Which results in 3 ODE's

$\frac{d^2 X(x)}{dx^2} - aX(x) = 0$

$\frac{d^2 Y(x)}{dy^2} - bY(y) = 0$

$\frac{d^2 Z(z)}{dz^2} + (a+b)Z(z) = 0$

which have solutions

$X(x) = C_1 e^{\pm \sqrt{a}x}$

$Y(x) = C_2 e^{\pm \sqrt{a}y}$

$Z(z) = C_3 e^{\pm i \sqrt{a+b}z}$

So, due to superposition,

$u(x,y,z) = C e^{\pm \sqrt{a}x} e^{\pm \sqrt{a}y} e^{\pm i \sqrt{a+b}z}$

which is all I have...I don't understand the form of the initial conditions.
• Oct 18th 2010, 05:16 AM
Jimmy_W
Quote:

Originally Posted by Danny
Since the boundary conditions are independent of $\theta$ or $\theta$ and $\phi$, I might suggest switching the PDEs into polar coordinates and looking for solution in terms of the radius only.

Here is my attempt for general solution in polar co-ordinates in 2d..

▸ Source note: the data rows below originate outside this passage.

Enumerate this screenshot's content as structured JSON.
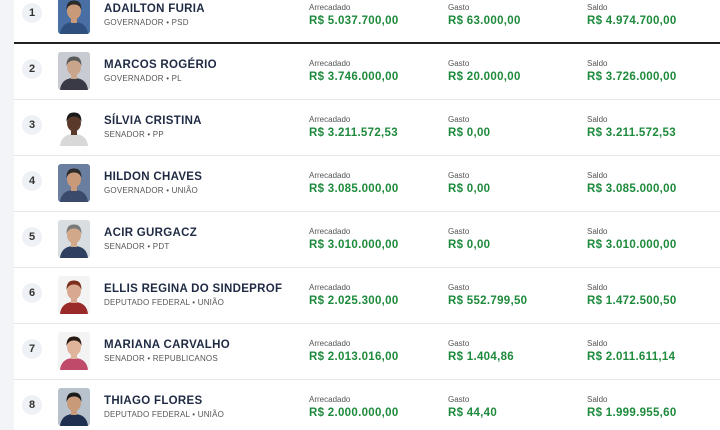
{
  "labels": {
    "arrecadado": "Arrecadado",
    "gasto": "Gasto",
    "saldo": "Saldo"
  },
  "colors": {
    "value_green": "#1e8a3c",
    "name_navy": "#1f2a44"
  },
  "candidates": [
    {
      "rank": "1",
      "name": "ADAILTON FURIA",
      "role": "GOVERNADOR • PSD",
      "arrecadado": "R$ 5.037.700,00",
      "gasto": "R$ 63.000,00",
      "saldo": "R$ 4.974.700,00",
      "photo": {
        "bg": "#4a6fa5",
        "skin": "#c99a7a",
        "hair": "#2a2a2a",
        "shirt": "#2f4f7f"
      }
    },
    {
      "rank": "2",
      "name": "MARCOS ROGÉRIO",
      "role": "GOVERNADOR • PL",
      "arrecadado": "R$ 3.746.000,00",
      "gasto": "R$ 20.000,00",
      "saldo": "R$ 3.726.000,00",
      "photo": {
        "bg": "#c8ccd2",
        "skin": "#c9a58c",
        "hair": "#5a5a5a",
        "shirt": "#3a3a46"
      }
    },
    {
      "rank": "3",
      "name": "SÍLVIA CRISTINA",
      "role": "SENADOR • PP",
      "arrecadado": "R$ 3.211.572,53",
      "gasto": "R$ 0,00",
      "saldo": "R$ 3.211.572,53",
      "photo": {
        "bg": "#ffffff",
        "skin": "#5a3a2a",
        "hair": "#1a1a1a",
        "shirt": "#d8d8d8"
      }
    },
    {
      "rank": "4",
      "name": "HILDON CHAVES",
      "role": "GOVERNADOR • UNIÃO",
      "arrecadado": "R$ 3.085.000,00",
      "gasto": "R$ 0,00",
      "saldo": "R$ 3.085.000,00",
      "photo": {
        "bg": "#6a7fa0",
        "skin": "#c99a7a",
        "hair": "#2a2a2a",
        "shirt": "#3a4a6a"
      }
    },
    {
      "rank": "5",
      "name": "ACIR GURGACZ",
      "role": "SENADOR • PDT",
      "arrecadado": "R$ 3.010.000,00",
      "gasto": "R$ 0,00",
      "saldo": "R$ 3.010.000,00",
      "photo": {
        "bg": "#d8dde2",
        "skin": "#d2a88a",
        "hair": "#7a7a7a",
        "shirt": "#2f3f5f"
      }
    },
    {
      "rank": "6",
      "name": "ELLIS REGINA DO SINDEPROF",
      "role": "DEPUTADO FEDERAL • UNIÃO",
      "arrecadado": "R$ 2.025.300,00",
      "gasto": "R$ 552.799,50",
      "saldo": "R$ 1.472.500,50",
      "photo": {
        "bg": "#f3f3f3",
        "skin": "#d9a890",
        "hair": "#7a2e1e",
        "shirt": "#9a2a2a"
      }
    },
    {
      "rank": "7",
      "name": "MARIANA CARVALHO",
      "role": "SENADOR • REPUBLICANOS",
      "arrecadado": "R$ 2.013.016,00",
      "gasto": "R$ 1.404,86",
      "saldo": "R$ 2.011.611,14",
      "photo": {
        "bg": "#f3f3f3",
        "skin": "#e0b49a",
        "hair": "#2a1a14",
        "shirt": "#c04a6a"
      }
    },
    {
      "rank": "8",
      "name": "THIAGO FLORES",
      "role": "DEPUTADO FEDERAL • UNIÃO",
      "arrecadado": "R$ 2.000.000,00",
      "gasto": "R$ 44,40",
      "saldo": "R$ 1.999.955,60",
      "photo": {
        "bg": "#b8c2cc",
        "skin": "#c99a7a",
        "hair": "#1a1a1a",
        "shirt": "#1f2f4f"
      }
    }
  ]
}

$\frac{\partial^2 u}{\partial r^2} + \frac{1}{r} \frac{\partial u}{\partial r} + \frac{1}{r^2} \frac{\partial^2 u}{\partial \theta^2} = 0$

Assume $u(r, \theta) = R(r)\Theta (\theta)$

Skipping some steps, I get

$R(r) = C_1 r^k + C_2 r^{-k}$

and

$\Theta(\theta) = C_3 \cos(k \theta) + C_4 \sin (k \theta)$

so

$u(r, \theta) = (C_1 r^k + C_2 r^{-k})(C_3 \cos(k \theta) + C_4 \sin (k \theta))$

I may be able to continue, but again, I'm having trouble interpreting the initial conditions (a) and (b).